Development of machine learning methods for multi-modal biomarkers detection and integration

In medicine, innovation depends on a better knowledge of the human body mechanism, which represents a complex system of multi-scale constituents. Unraveling the complexity underneath diseases proves to be challenging. A deep understanding of the inner workings comes with dealing with many heterogeneous information. Exploring the molecular status and the organization of genes, proteins, metabolites provides insights on what is driving a disease, from aggressiveness to curability. Molecular constituents, however, are only the building blocks of the human body and cannot currently tell the whole story of diseases. This is why nowadays attention is growing towards the contemporary exploitation of multi-scale information. Holistic methods are then drawing interest to address the problem of integrating heterogeneous data. The heterogeneity may derive from the diversity across data types and from the diversity within diseases. Here, four studies conducted data integration using customly designed workflows that implement novel methods and views to tackle the heterogeneous characterization of diseases. The first study devoted to determine shared gene regulatory signatures for onco-hematology and it showed partial co-regulation across blood-related diseases. The second study focused on Acute Myeloid Leukemia and refined the unsupervised integration of genomic alterations, which turned out to better resemble clinical practice.
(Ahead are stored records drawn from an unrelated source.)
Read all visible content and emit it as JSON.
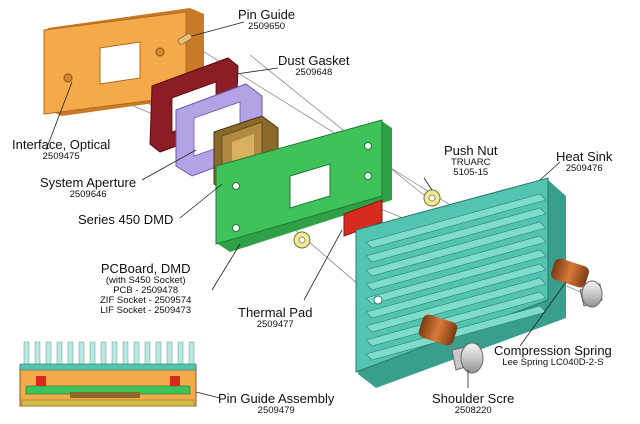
{
  "labels": {
    "pin_guide": {
      "title": "Pin Guide",
      "part": "2509650"
    },
    "dust_gasket": {
      "title": "Dust Gasket",
      "part": "2509648"
    },
    "interface_optical": {
      "title": "Interface, Optical",
      "part": "2509475"
    },
    "system_aperture": {
      "title": "System Aperture",
      "part": "2509646"
    },
    "series_450_dmd": {
      "title": "Series 450 DMD"
    },
    "push_nut": {
      "title": "Push Nut",
      "line1": "TRUARC",
      "line2": "5105-15"
    },
    "heat_sink": {
      "title": "Heat Sink",
      "part": "2509476"
    },
    "pcboard_dmd": {
      "title": "PCBoard, DMD",
      "line1": "(with S450 Socket)",
      "line2": "PCB - 2509478",
      "line3": "ZIF Socket - 2509574",
      "line4": "LIF Socket - 2509473"
    },
    "thermal_pad": {
      "title": "Thermal Pad",
      "part": "2509477"
    },
    "compression_spring": {
      "title": "Compression Spring",
      "part": "Lee Spring LC040D-2-S"
    },
    "pin_guide_assembly": {
      "title": "Pin Guide Assembly",
      "part": "2509479"
    },
    "shoulder_screw": {
      "title": "Shoulder Scre",
      "part": "2508220"
    }
  },
  "colors": {
    "interface_plate": "#f4a94a",
    "dust_gasket": "#8c1c25",
    "system_aperture": "#b3a3e6",
    "dmd": "#8a6a2a",
    "pcb": "#3fc25a",
    "thermal_pad": "#d82b20",
    "heat_sink": "#52c4b0",
    "spring": "#c2662a",
    "screw": "#d8d8d8"
  }
}
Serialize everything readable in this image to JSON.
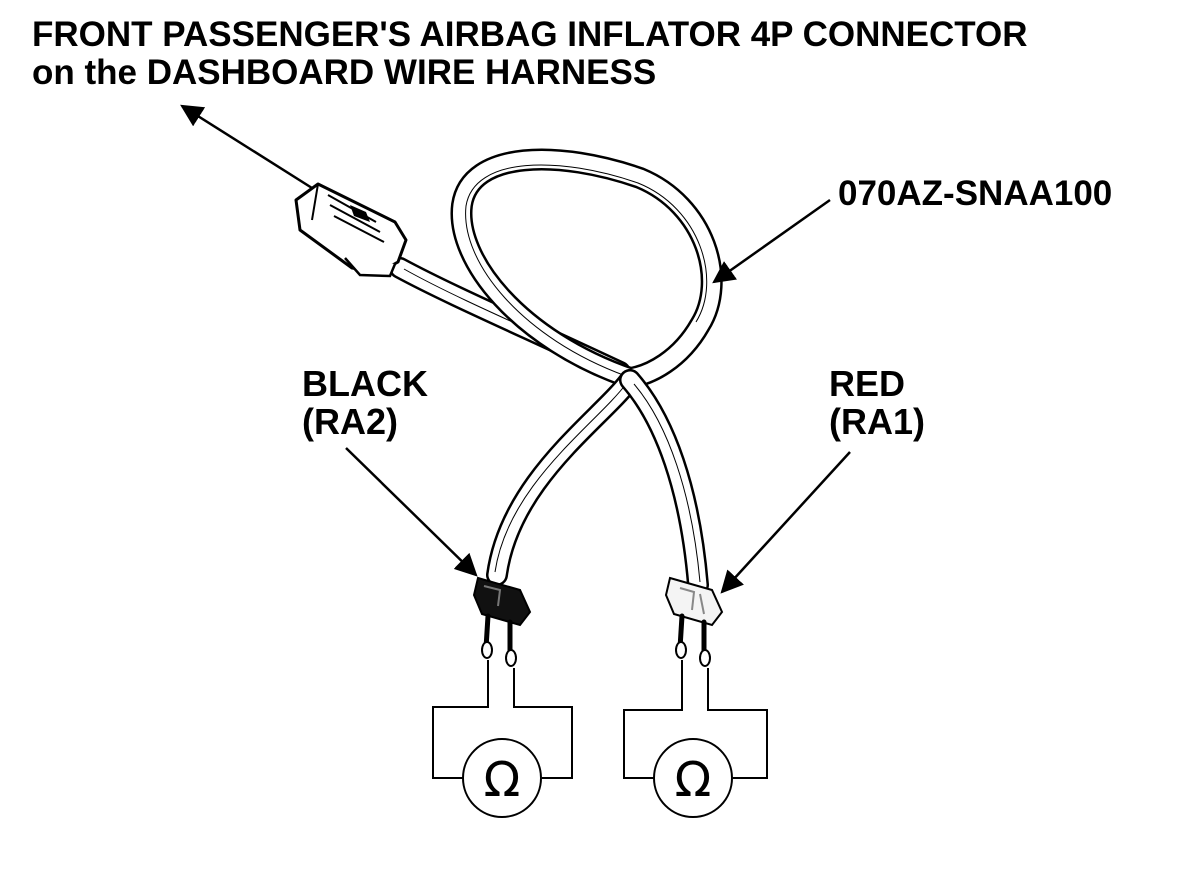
{
  "title": {
    "line1": "FRONT PASSENGER'S AIRBAG INFLATOR 4P CONNECTOR",
    "line2": "on the DASHBOARD WIRE HARNESS"
  },
  "part_number": "070AZ-SNAA100",
  "black_connector": {
    "color_label": "BLACK",
    "terminal_label": "(RA2)"
  },
  "red_connector": {
    "color_label": "RED",
    "terminal_label": "(RA1)"
  },
  "ohmmeter_symbol": "Ω",
  "icons": [
    "harness-connector-icon",
    "ohmmeter-icon",
    "arrow-icon"
  ],
  "colors": {
    "line": "#000000",
    "background": "#ffffff",
    "black_connector_fill": "#111111",
    "red_connector_fill": "#f4f4f4"
  }
}
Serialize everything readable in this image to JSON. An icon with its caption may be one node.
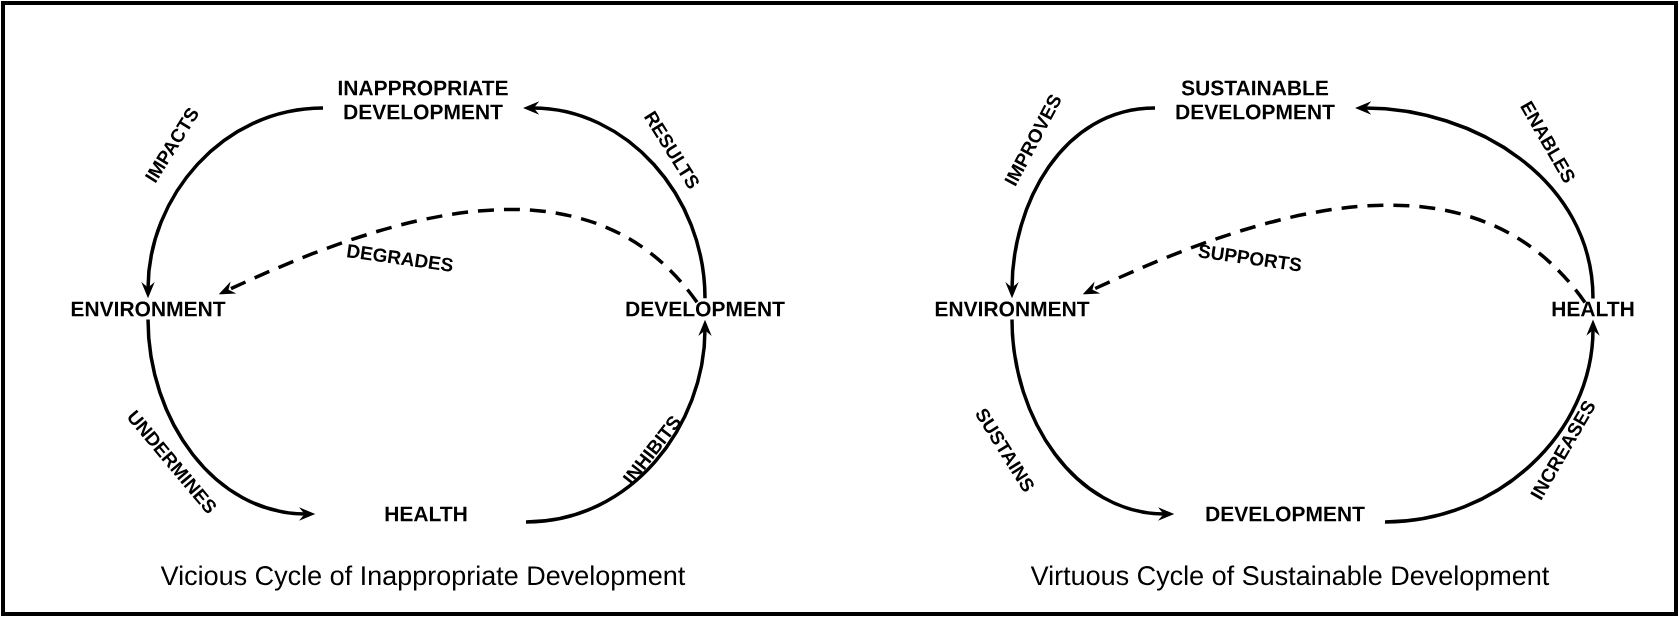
{
  "diagram": {
    "nodes": [
      {
        "text": [
          "INAPPROPRIATE DEVELOPMENT"
        ]
      },
      {
        "text": [
          "ENVIRONMENT"
        ]
      },
      {
        "text": [
          "DEVELOPMENT"
        ]
      },
      {
        "text": [
          "HEALTH"
        ]
      },
      {
        "text": [
          "SUSTAINABLE DEVELOPMENT"
        ]
      },
      {
        "text": [
          "ENVIRONMENT"
        ]
      },
      {
        "text": [
          "HEALTH"
        ]
      },
      {
        "text": [
          "DEVELOPMENT"
        ]
      }
    ],
    "edges": [
      {
        "from": 0,
        "to": 1,
        "arrow": "to",
        "label": "IMPACTS"
      },
      {
        "from": 1,
        "to": 3,
        "arrow": "to",
        "label": "UNDERMINES"
      },
      {
        "from": 3,
        "to": 2,
        "arrow": "to",
        "label": "INHIBITS"
      },
      {
        "from": 2,
        "to": 0,
        "arrow": "to",
        "label": "RESULTS"
      },
      {
        "from": 2,
        "to": 1,
        "arrow": "to",
        "label": "DEGRADES",
        "style": "dashed"
      },
      {
        "from": 4,
        "to": 5,
        "arrow": "to",
        "label": "IMPROVES"
      },
      {
        "from": 5,
        "to": 7,
        "arrow": "to",
        "label": "SUSTAINS"
      },
      {
        "from": 7,
        "to": 6,
        "arrow": "to",
        "label": "INCREASES"
      },
      {
        "from": 6,
        "to": 4,
        "arrow": "to",
        "label": "ENABLES"
      },
      {
        "from": 6,
        "to": 5,
        "arrow": "to",
        "label": "SUPPORTS",
        "style": "dashed"
      }
    ],
    "labels": [
      "Vicious Cycle of Inappropriate Development",
      "Virtuous Cycle of Sustainable Development"
    ]
  }
}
In the third study, network integration for artherosclerosis demonstrated, as a proof of concept, the impact of network intelligibility when it comes to model heterogeneous data, which showed to accelerate the identification of new potential pharmaceutical targets. Lastly, the fourth study introduced a new method to integrate multiple data types in a unique latent heterogeneous-representation that facilitated the selection of important data types to predict the tumour stage of invasive ductal carcinoma. The results of these four studies laid the groundwork to ease the detection of new biomarkers ultimately beneficial to medical practice and to the ever-growing field of Personalized Medicine.